Cómo la digitalización y la robótica están convirtiendo el cultivo de microalgas en una fuente confiable de alimento para peces y camarones.

Son las cinco de la mañana y el encargado de una granja acuícola en Latinoamérica ya está revisando el precio internacional de la harina de pescado antes de tomar café. No es un hábito nuevo. Desde hace años, cada conflicto regional, cada evento climático extremo o cada crisis logística global se traduce, casi de inmediato, en un correo de su proveedor avisando que el precio del alimento sube otra vez. Él no controla el clima ni los mercados internacionales. Lo único que puede controlar es lo que pone en el comedero de sus peces.

Esa sensación de estar a merced de factores externos es, probablemente, la más compartida en toda la industria acuícola actual. Y es exactamente el problema que un grupo de investigadores de Malasia, Estonia y Rumanía —liderados por Chin Fhong Soon, del Institute for Integrated Engineering de la Universiti Tun Hussein Onn Malaysia, y publicado en Aquaculture International— acaba de abordar con una revisión que propone un nuevo modelo para producir microalgas a gran escala: la llamada «Industria del Alga 5.0».

Puntos clave del estudio

  1. Las microalgas ya funcionan como alimento; el problema es producirlas a escala rentable. Son ricas en proteína, omega-3, pigmentos y antioxidantes, y pueden sustituir hasta un 15% de la harina y el aceite de pescado sin afectar el crecimiento de los peces. El cuello de botella no es biológico, sino económico: el costo de cultivo y procesamiento sigue siendo alto (entre 1 y 10 USD por kilo de biomasa seca).
  2. La tecnología actual «avisa» pero no «actúa». Los sistemas de monitoreo con sensores IoT detectan problemas como falta de nutrientes o contaminación, pero no toman decisiones ni ejecutan ajustes por sí solos. Esa brecha —entre detectar y resolver— es la que la Industria 5.0 busca cerrar mediante robots colaborativos (cobots) y automatización de la cosecha y el secado.
  3. El modelo propuesto tiene cinco capas, no solo más sensores. Física, digital, de inteligencia (IA y «gemelos digitales»), humana (colaboración persona-máquina) y de sostenibilidad. La clave del enfoque 5.0 es que la tecnología apoya el criterio humano en vez de reemplazarlo, algo esencial porque el comportamiento biológico de las microalgas es difícil de predecir con total precisión.
  4. La optimización con inteligencia artificial ya muestra resultados concretos. En un experimento con redes neuronales, ajustar automáticamente variables de cultivo (relación carbono-nitrógeno, luz, aireación) triplicó la producción de biomasa y multiplicó por siete la producción de lípidos en Chlorella sorokiniana, evidencia de que la precisión digital puede traducirse en productividad real.
  5. La economía circular y el blockchain son piezas clave del modelo. Usar residuos agrícolas o aguas residuales como nutrientes para las microalgas puede reducir los costos de cultivo entre un 40% y 60%, mientras que el blockchain permite certificar el origen y la calidad del alimento a lo largo de toda la cadena de suministro, generando confianza en compradores y reguladores.

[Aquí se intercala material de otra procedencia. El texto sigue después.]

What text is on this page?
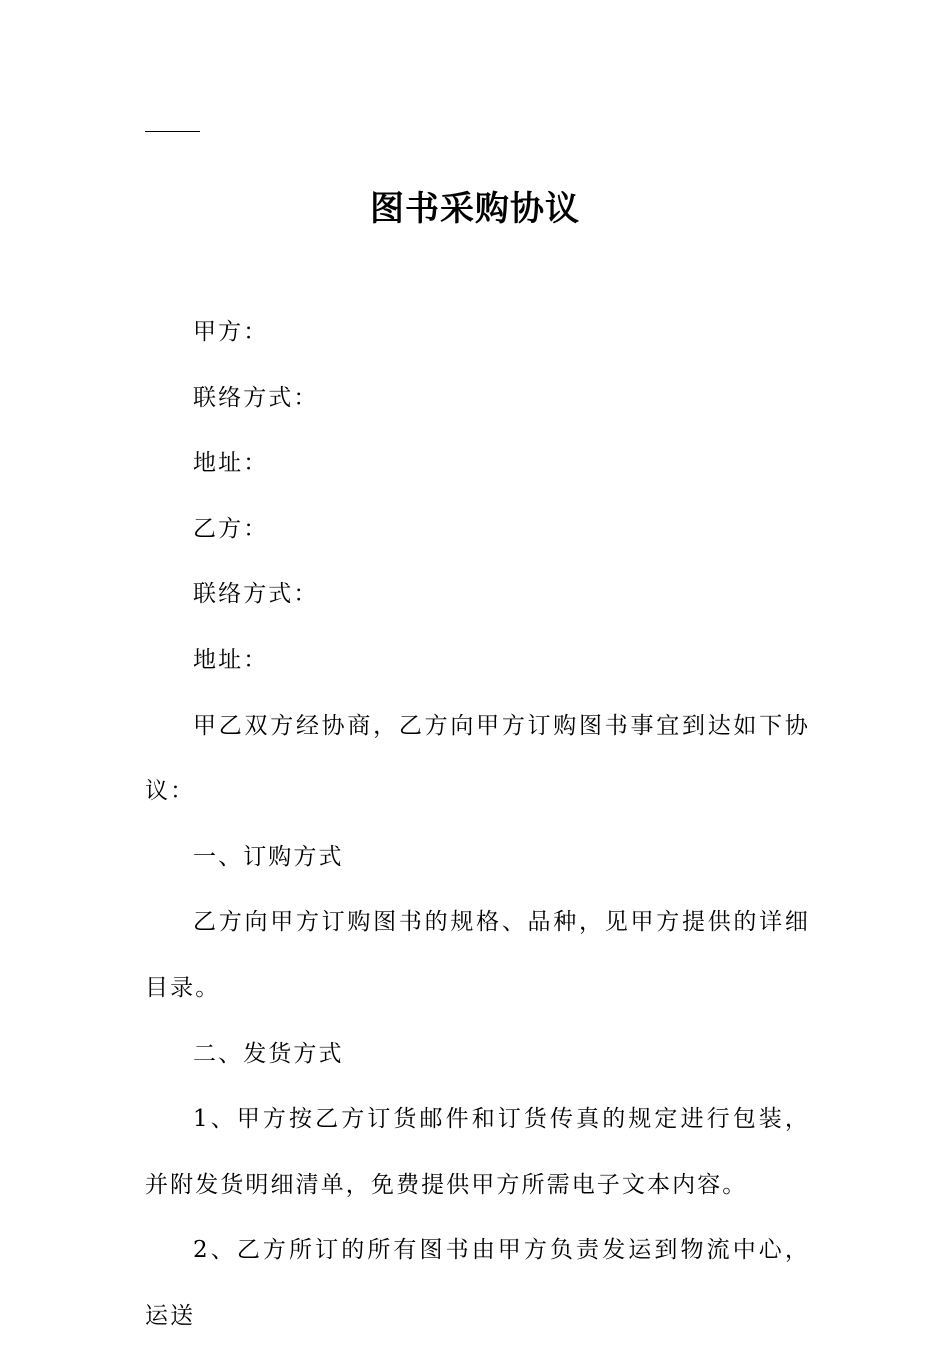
图书采购协议

甲方：

联络方式：

地址：

乙方：

联络方式：

地址：

甲乙双方经协商，乙方向甲方订购图书事宜到达如下协议：

一、订购方式

乙方向甲方订购图书的规格、品种，见甲方提供的详细目录。

二、发货方式

1、甲方按乙方订货邮件和订货传真的规定进行包装，并附发货明细清单，免费提供甲方所需电子文本内容。

2、乙方所订的所有图书由甲方负责发运到物流中心，运送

Las microalgas ya no son solo un ingrediente, son una industria que necesita reinventarse

Las microalgas llevan años señaladas como la alternativa más prometedora a la harina y el aceite de pescado. Son ricas en proteína, omega-3, pigmentos y antioxidantes, y pueden cultivarse en tierras no aptas para agricultura, incluso usando aguas residuales como fuente de nutrientes. El problema nunca fue si las microalgas funcionan como alimento —eso ya está bastante demostrado—, sino si es posible producirlas a un costo y una escala que tengan sentido para un negocio real. Y ahí es donde, según esta revisión de más de 200 estudios científicos, la industria se ha quedado atascada.

Y… la industria ya venía avanzando con sensores y automatización

Durante la última década, el sector avanzó bastante gracias a lo que los propios investigadores llaman «Algal Industry 4.0»: sensores conectados a internet de las cosas (IoT), inteligencia artificial y automatización que permiten monitorear en tiempo real variables como el pH, la temperatura, el oxígeno disuelto o los nutrientes en los tanques de cultivo. En algunos casos, estos sistemas ya han demostrado resultados concretos: un modelo de decisión probado hace años logró un aumento del 9% en la productividad de un cultivo simulado, simplemente por avisar a tiempo cuándo ajustar los parámetros.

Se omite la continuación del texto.